Sans tampons, le chauffeur n’a que des bouts d’indices. Un arrêt dit que l’embarquement traîne, le pont dit que ça bouchonne, rien ne relie tout. Un clic en ligne rebondit pareil entre plein d’endroits, un petit retard peut gonfler l’attente.
Le truc neuf, c’est que le tampon arrive presque tout seul. La ville le met dans les outils que tous touchent déjà, le lecteur de tickets et la radio. Côté service en ligne, les marques sont glissées dans des briques communes, du coup peu d’équipes ont du travail en plus.
La carte ne fait pas une simple ligne de tampons, elle devient un arbre. Un gros tampon couvre le trajet, des petits se nichent dessous, feu rouge, montée des passagers, pont, appel radio. Même si les horloges se chamaillent, l’ordre tient, on ne peut pas arriver avant d’être parti.
La ville met des garde fous. Un arrêt peut ajouter un mot, poussette, travaux, mais il ne peut pas noyer la carte sous des notes.

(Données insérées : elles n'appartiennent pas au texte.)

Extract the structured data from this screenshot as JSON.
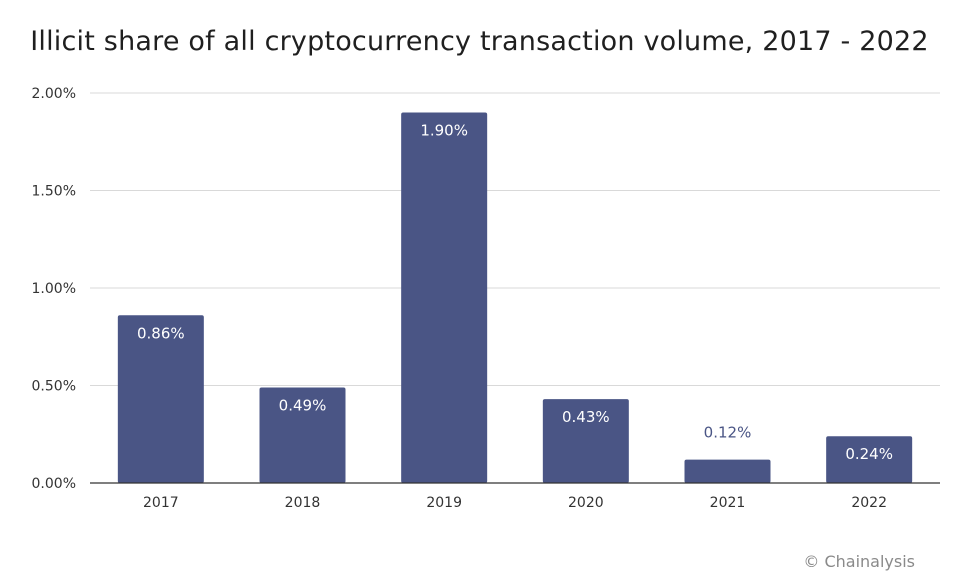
{
  "chart_data": {
    "type": "bar",
    "title": "Illicit share of all cryptocurrency transaction volume, 2017 - 2022",
    "categories": [
      "2017",
      "2018",
      "2019",
      "2020",
      "2021",
      "2022"
    ],
    "values": [
      0.86,
      0.49,
      1.9,
      0.43,
      0.12,
      0.24
    ],
    "data_labels": [
      "0.86%",
      "0.49%",
      "1.90%",
      "0.43%",
      "0.12%",
      "0.24%"
    ],
    "y_ticks": [
      0,
      0.5,
      1.0,
      1.5,
      2.0
    ],
    "y_tick_labels": [
      "0.00%",
      "0.50%",
      "1.00%",
      "1.50%",
      "2.00%"
    ],
    "ylim": [
      0,
      2.0
    ],
    "xlabel": "",
    "ylabel": "",
    "grid": true,
    "colors": {
      "bar": "#4a5585",
      "label_inside": "#ffffff",
      "label_outside": "#4a5585",
      "grid": "#d9d9d9",
      "axis": "#333333"
    }
  },
  "credit": "© Chainalysis"
}
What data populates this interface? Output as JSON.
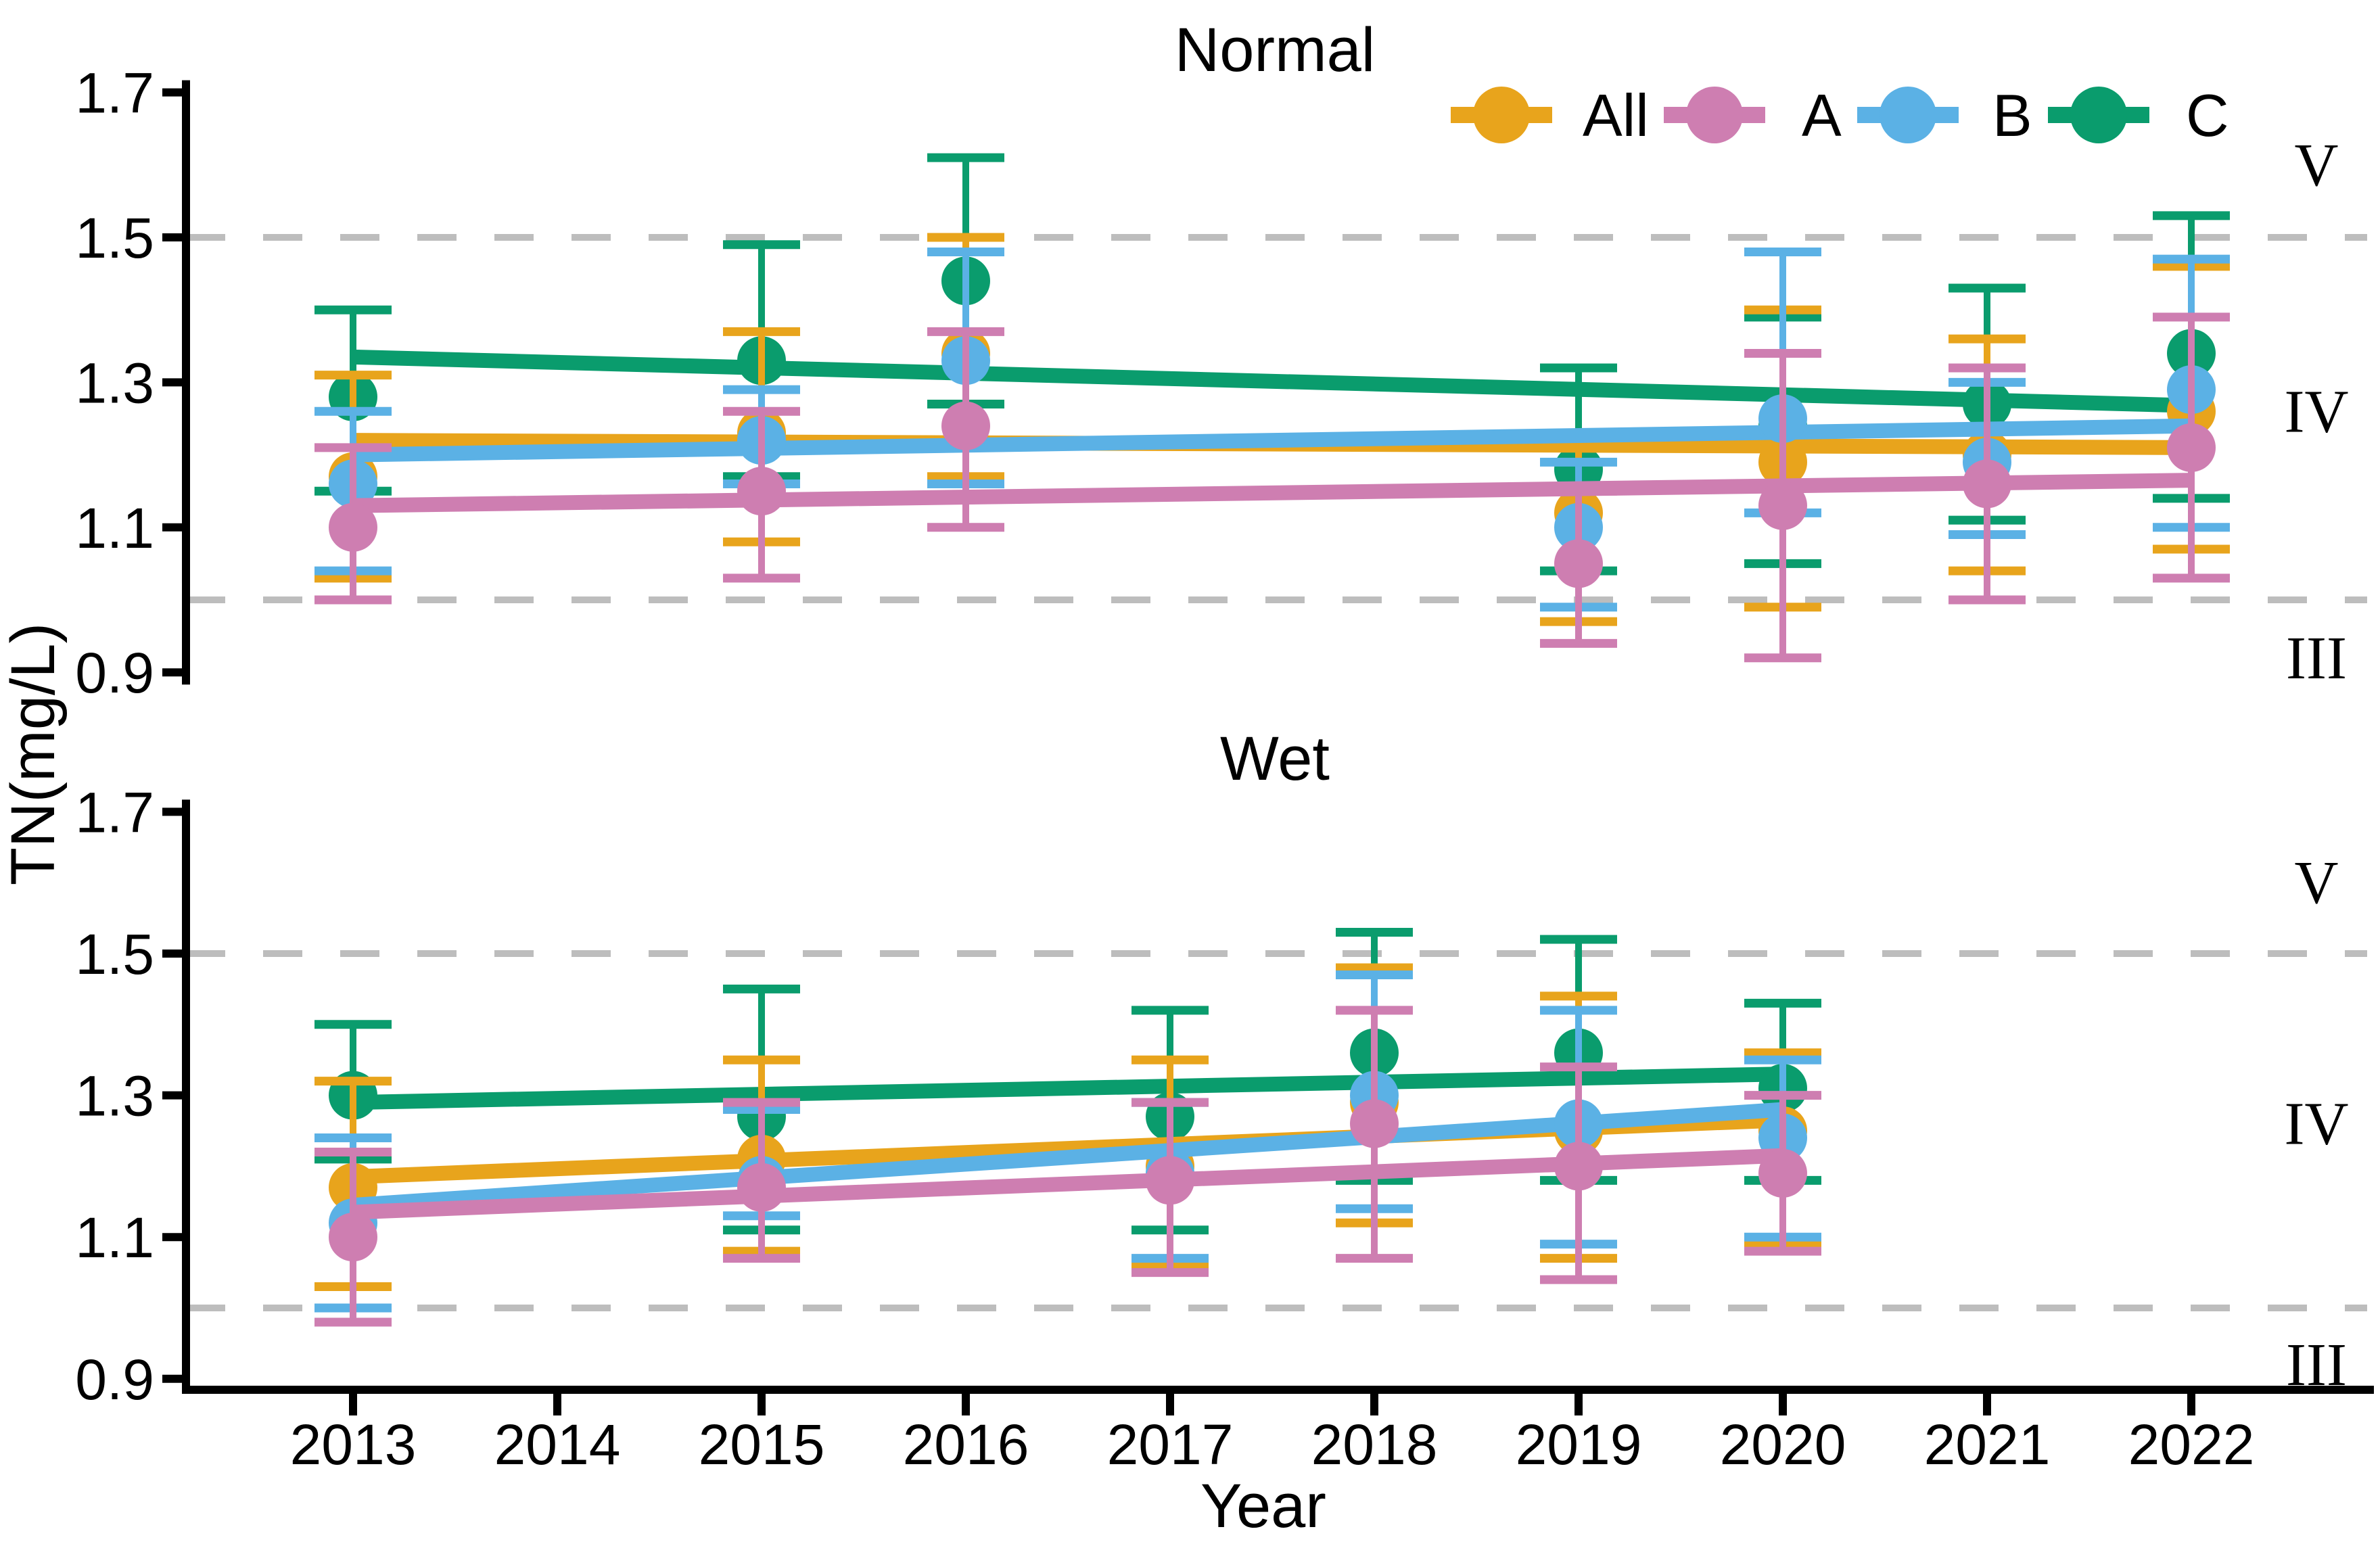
{
  "figure": {
    "kind": "faceted errorbar trend chart",
    "background": "#ffffff"
  },
  "colors": {
    "all": "#E8A41C",
    "a": "#CE7EB1",
    "b": "#5BB1E5",
    "c": "#0A9C6D",
    "dashed_ref": "#BDBDBD",
    "axis": "#000000"
  },
  "legend": {
    "items": [
      {
        "id": "all",
        "label": "All"
      },
      {
        "id": "a",
        "label": "A"
      },
      {
        "id": "b",
        "label": "B"
      },
      {
        "id": "c",
        "label": "C"
      }
    ]
  },
  "axes": {
    "y_label": "TN(mg/L)",
    "x_label": "Year",
    "y_ticks": [
      "1.7",
      "1.5",
      "1.3",
      "1.1",
      "0.9"
    ],
    "x_ticks": [
      "2013",
      "2014",
      "2015",
      "2016",
      "2017",
      "2018",
      "2019",
      "2020",
      "2021",
      "2022"
    ]
  },
  "reference": {
    "lines": [
      1.5,
      1.0
    ],
    "zones": [
      {
        "label": "V",
        "value": 1.6
      },
      {
        "label": "IV",
        "value": 1.26
      },
      {
        "label": "III",
        "value": 0.92
      }
    ]
  },
  "chart_data": [
    {
      "type": "line",
      "title": "Normal",
      "xlabel": "Year",
      "ylabel": "TN(mg/L)",
      "x_range": [
        2012.4,
        2022.6
      ],
      "ylim": [
        0.86,
        1.72
      ],
      "y_ticks": [
        1.7,
        1.5,
        1.3,
        1.1,
        0.9
      ],
      "grid": false,
      "legend_position": "top-right-inside",
      "series": [
        {
          "name": "All",
          "color_id": "all",
          "points": [
            [
              2013,
              1.17,
              1.03,
              1.31
            ],
            [
              2015,
              1.23,
              1.08,
              1.37
            ],
            [
              2016,
              1.34,
              1.17,
              1.5
            ],
            [
              2019,
              1.12,
              0.97,
              1.23
            ],
            [
              2020,
              1.19,
              0.99,
              1.4
            ],
            [
              2021,
              1.2,
              1.04,
              1.36
            ],
            [
              2022,
              1.26,
              1.07,
              1.46
            ]
          ],
          "trend": [
            [
              2013,
              1.22
            ],
            [
              2022,
              1.21
            ]
          ]
        },
        {
          "name": "A",
          "color_id": "a",
          "points": [
            [
              2013,
              1.1,
              1.0,
              1.21
            ],
            [
              2015,
              1.15,
              1.03,
              1.26
            ],
            [
              2016,
              1.24,
              1.1,
              1.37
            ],
            [
              2019,
              1.05,
              0.94,
              1.15
            ],
            [
              2020,
              1.13,
              0.92,
              1.34
            ],
            [
              2021,
              1.16,
              1.0,
              1.32
            ],
            [
              2022,
              1.21,
              1.03,
              1.39
            ]
          ],
          "trend": [
            [
              2013,
              1.13
            ],
            [
              2022,
              1.165
            ]
          ]
        },
        {
          "name": "B",
          "color_id": "b",
          "points": [
            [
              2013,
              1.16,
              1.04,
              1.26
            ],
            [
              2015,
              1.22,
              1.16,
              1.29
            ],
            [
              2016,
              1.33,
              1.16,
              1.48
            ],
            [
              2019,
              1.1,
              0.99,
              1.19
            ],
            [
              2020,
              1.25,
              1.12,
              1.48
            ],
            [
              2021,
              1.19,
              1.09,
              1.3
            ],
            [
              2022,
              1.29,
              1.1,
              1.47
            ]
          ],
          "trend": [
            [
              2013,
              1.2
            ],
            [
              2022,
              1.24
            ]
          ]
        },
        {
          "name": "C",
          "color_id": "c",
          "points": [
            [
              2013,
              1.28,
              1.15,
              1.4
            ],
            [
              2015,
              1.33,
              1.17,
              1.49
            ],
            [
              2016,
              1.44,
              1.27,
              1.61
            ],
            [
              2019,
              1.18,
              1.04,
              1.32
            ],
            [
              2020,
              1.24,
              1.05,
              1.39
            ],
            [
              2021,
              1.27,
              1.11,
              1.43
            ],
            [
              2022,
              1.34,
              1.14,
              1.53
            ]
          ],
          "trend": [
            [
              2013,
              1.335
            ],
            [
              2022,
              1.268
            ]
          ]
        }
      ]
    },
    {
      "type": "line",
      "title": "Wet",
      "xlabel": "Year",
      "ylabel": "TN(mg/L)",
      "x_range": [
        2012.4,
        2022.6
      ],
      "ylim": [
        0.86,
        1.72
      ],
      "y_ticks": [
        1.7,
        1.5,
        1.3,
        1.1,
        0.9
      ],
      "grid": false,
      "legend_position": "none",
      "series": [
        {
          "name": "All",
          "color_id": "all",
          "points": [
            [
              2013,
              1.17,
              1.03,
              1.32
            ],
            [
              2015,
              1.21,
              1.08,
              1.35
            ],
            [
              2017,
              1.2,
              1.06,
              1.35
            ],
            [
              2018,
              1.29,
              1.12,
              1.48
            ],
            [
              2019,
              1.25,
              1.07,
              1.44
            ],
            [
              2020,
              1.25,
              1.09,
              1.36
            ]
          ],
          "trend": [
            [
              2013,
              1.185
            ],
            [
              2020,
              1.265
            ]
          ]
        },
        {
          "name": "A",
          "color_id": "a",
          "points": [
            [
              2013,
              1.1,
              0.98,
              1.22
            ],
            [
              2015,
              1.17,
              1.07,
              1.29
            ],
            [
              2017,
              1.18,
              1.05,
              1.29
            ],
            [
              2018,
              1.26,
              1.07,
              1.42
            ],
            [
              2019,
              1.2,
              1.04,
              1.34
            ],
            [
              2020,
              1.19,
              1.08,
              1.3
            ]
          ],
          "trend": [
            [
              2013,
              1.135
            ],
            [
              2020,
              1.215
            ]
          ]
        },
        {
          "name": "B",
          "color_id": "b",
          "points": [
            [
              2013,
              1.12,
              1.0,
              1.24
            ],
            [
              2015,
              1.18,
              1.13,
              1.28
            ],
            [
              2017,
              1.19,
              1.07,
              1.29
            ],
            [
              2018,
              1.3,
              1.14,
              1.47
            ],
            [
              2019,
              1.26,
              1.09,
              1.42
            ],
            [
              2020,
              1.24,
              1.1,
              1.35
            ]
          ],
          "trend": [
            [
              2013,
              1.145
            ],
            [
              2020,
              1.28
            ]
          ]
        },
        {
          "name": "C",
          "color_id": "c",
          "points": [
            [
              2013,
              1.3,
              1.21,
              1.4
            ],
            [
              2015,
              1.27,
              1.11,
              1.45
            ],
            [
              2017,
              1.27,
              1.11,
              1.42
            ],
            [
              2018,
              1.36,
              1.18,
              1.53
            ],
            [
              2019,
              1.36,
              1.18,
              1.52
            ],
            [
              2020,
              1.31,
              1.18,
              1.43
            ]
          ],
          "trend": [
            [
              2013,
              1.29
            ],
            [
              2020,
              1.33
            ]
          ]
        }
      ]
    }
  ]
}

En ligne aussi, on peut ajouter des détails utiles, avec des limites pour garder le squelette du trajet lisible.
Pour ne pas ralentir le bus, le chauffeur n’envoie pas chaque tampon au dépôt pendant qu’il roule. La carte part plus tard, au calme, vers un bureau qui range tout. En ligne, on note sur place puis on envoie à côté, même si un bout de travail continue après la fin visible.
Ils ne tamponnent pas chaque ticket, sinon ça deviendrait lourd. Ils en prennent seulement certains, et ajustent pour garder des exemples même sur les lignes tranquilles. Au bureau, ils gardent des cartes entières, pas des morceaux, comme ça on contrôle la place sans casser une histoire.
Plus tard, une responsable tire une carte et voit la même forme revenir, ça coince souvent juste après le pont, quand la déviation force une insertion. Avant, on accusait un arrêt au hasard. Là, un seul ticket montre toute la chaîne, avec presque rien en plus pour le trajet.